Over the past year, I have found myself being careful not to be too cheerful or too expressive about how well things are going for me while others are suffering. I even stopped using my affirmation around people: “everything always works out for me”. It can be easy to slide into sympathy and pity when seeing other people experience difficult situations. I used to consider myself quite good at communicating with empathy. Unfortunately, now as every conversation seems to revolve around something to do with a pandemic, I may be sympathising more than empathising and at times even commiserating.
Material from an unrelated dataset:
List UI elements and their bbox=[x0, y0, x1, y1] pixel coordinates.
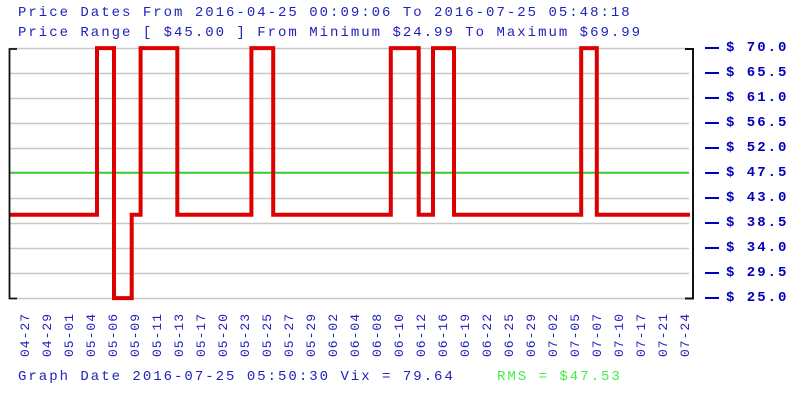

This was not my intention but was made apparent to me when someone who didn’t need or want my sympathy told me I was being negative. 

As a coach, I am keenly aware of the difference between being empathetic and enabling a client to take on a victim role or even becoming emotionally invested in their problem. I thought that this carried over into my private life as well but as with anything, when a habit is not practised is no longer a habit. People genuinely appreciate when their situation or challenges are acknowledged. Good communication and quality relationships depend on some degree of empathy. It is an essential skill for leaders, colleagues, romantic partners, or friends. However, if you find yourself affirming someone’s problems rather than supporting the pursuit of a solution, you may be encouraging that person to remain stuck and feel helpless. 

Hope is an essential ingredient for navigating life. When we communicate with empathy, we meet people where there are without joining them in their distress. This can be the first step in helping someone change their perspective and emotional state so they can once again become hopeful. We have plenty of sources of bad news and people confirming what is wrong with the world. If more of us could practice empathy with positivity and optimism, we could provide an example to help others navigate their darkest times. This is the way that I intend to practise empathy and not just when I am coaching others.